Mics first, then interfaces.
I have used those, and still do. They're good quality home recording mics. The guitar player in the band owns that set and we record with it quite a bit. You can set them up a couple of ways.
If you're singing and playing, and want to record both, sing into the 990 and set the 991 up somewhere around the bridge or wherever you think the guitar will resonate the most. Keep it as close as you can to the guitar, but when you're playing, make sure you don't move into or away from the mic too much. Your dynamic range will be all wonky if you do. Experiment with the 991 placement a bit to find the best effect. Use a pop filter on the 990 if you can for vocals. Doing it this way will give you some bleed, though. You'll hear the guitar on the vocal track and vice versa.
If you absolutely don't want any bleed and you want the best sounding recording, record the guitar stereo and the vocals separately. Mic the guitar with the 991 as above, and then set the 990 about 18" out from the guitar somewhere between the 12th fret and the sound hole. Pan one track to the right and the other to the left. Set the recording levels on your DAW so that both tracks are reading the same level. Hit record and play the guitar only. Sing in your head. This is a "stereo" miced guitar setup. Afterward, set the 990 up for vocals on a new track, play the guitar part back through a set of headphones, and sing. You'll then have three tracks (two guitar and one vocal) to mix down to your heart's content. You can go back and add fills and turnarounds, or whole new instruments this way if you want.
The 990 and 991 can also work as an "ambient" mics if you want to record "the room." If that's what you want, it should be set up where you would have someone sit if they were in the room with you listening to you play. I have hardwoods in my kitchen and living room, and the acoustics there are really nice, so when the wife isn't home, I set up my little two tracker Fostex box and goof around this way. It's a good way to record your noodlings, too.
The interfaces all operate in generally the same way, so I'm not pushing one brand over another. There's a lot of different features available, which is why I recommend shopping around for something that fits what you want to do. This one is mine http://tascam.com/product/us-800/, just for reference. As an FYI, with the 990/991 mics we're talking about, you are going to want an interface that can provide phantom power, as those mics require it. Most condenser's do.

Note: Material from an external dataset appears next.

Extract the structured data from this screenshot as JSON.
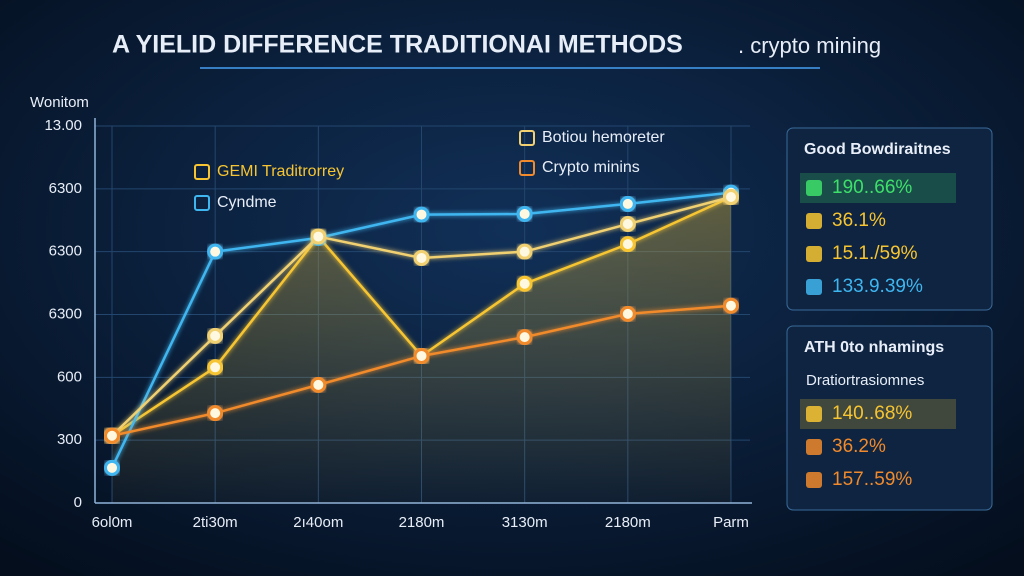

The interface plugs into the computer via USB, and the computer opens up an input channel for each of the inputs provided by the interface. So for example, my Tascam provides 8 input channels, so when I open up my DAW, it sees 8 potential audio inputs, and allows me to route audio from them individually to various other parts of the software, ultimately ending up as a recorded track. This allows me to record 8 simultaneous tracks (great for drum sets or quadraphonic weirdness). If you buy a 2 track interface, you'll be able to record 2 simultaneous tracks. A 4x4 gives you four inputs, etc... Depending on how fast and how much memory (can't have enough) your computer has, there can be limits to total input. So for example, I know my Mac can handle 8 simultaneous connections, but if I took the exact same setup and plugged it into my mom's old Dell laptop, it would start to have problems after about three simultaneous tracks.
I'm not going to promote a particular interface, as your needs are unique, and you will want to find the right one for you, but I will recommend two features, regardless of what you get. The first is phantom power. This will allow you to run your condenser mics directly from the interface, and not have to provide an external pre-amp. The other is the ability to monitor directly from the interface. This is important because all digital recording suffers from latency, which is the time it takes for the sound generated by your mic to be processed and recorded on disk. If you are monitoring your audio post-process, you will notice a distinguishable time between when you strike a note and when you actually hear it back through the headphones. It's annoying and it makes layering tracks a pain. If you can monitor directly from the audio interface you won't have that problem.
Anyway, I've been hitting this stuff pretty heavy for the last six or eight months, and the best thing about it is that I still don't know enough to fill a thimble. There is an unending amount of information to learn, which to me is the best possible thing. The best way to figure all this out (and have a complete blast at the same time) is to just lock the doors one weekend and go to town with it. Set up and record in whatever kind of configuration you can think of. Compare and contrast. Write some new songs and record them three different ways. Eventually, you'll find what you like and that's ultimately what matters.
Good luck, and more importantly, have fun!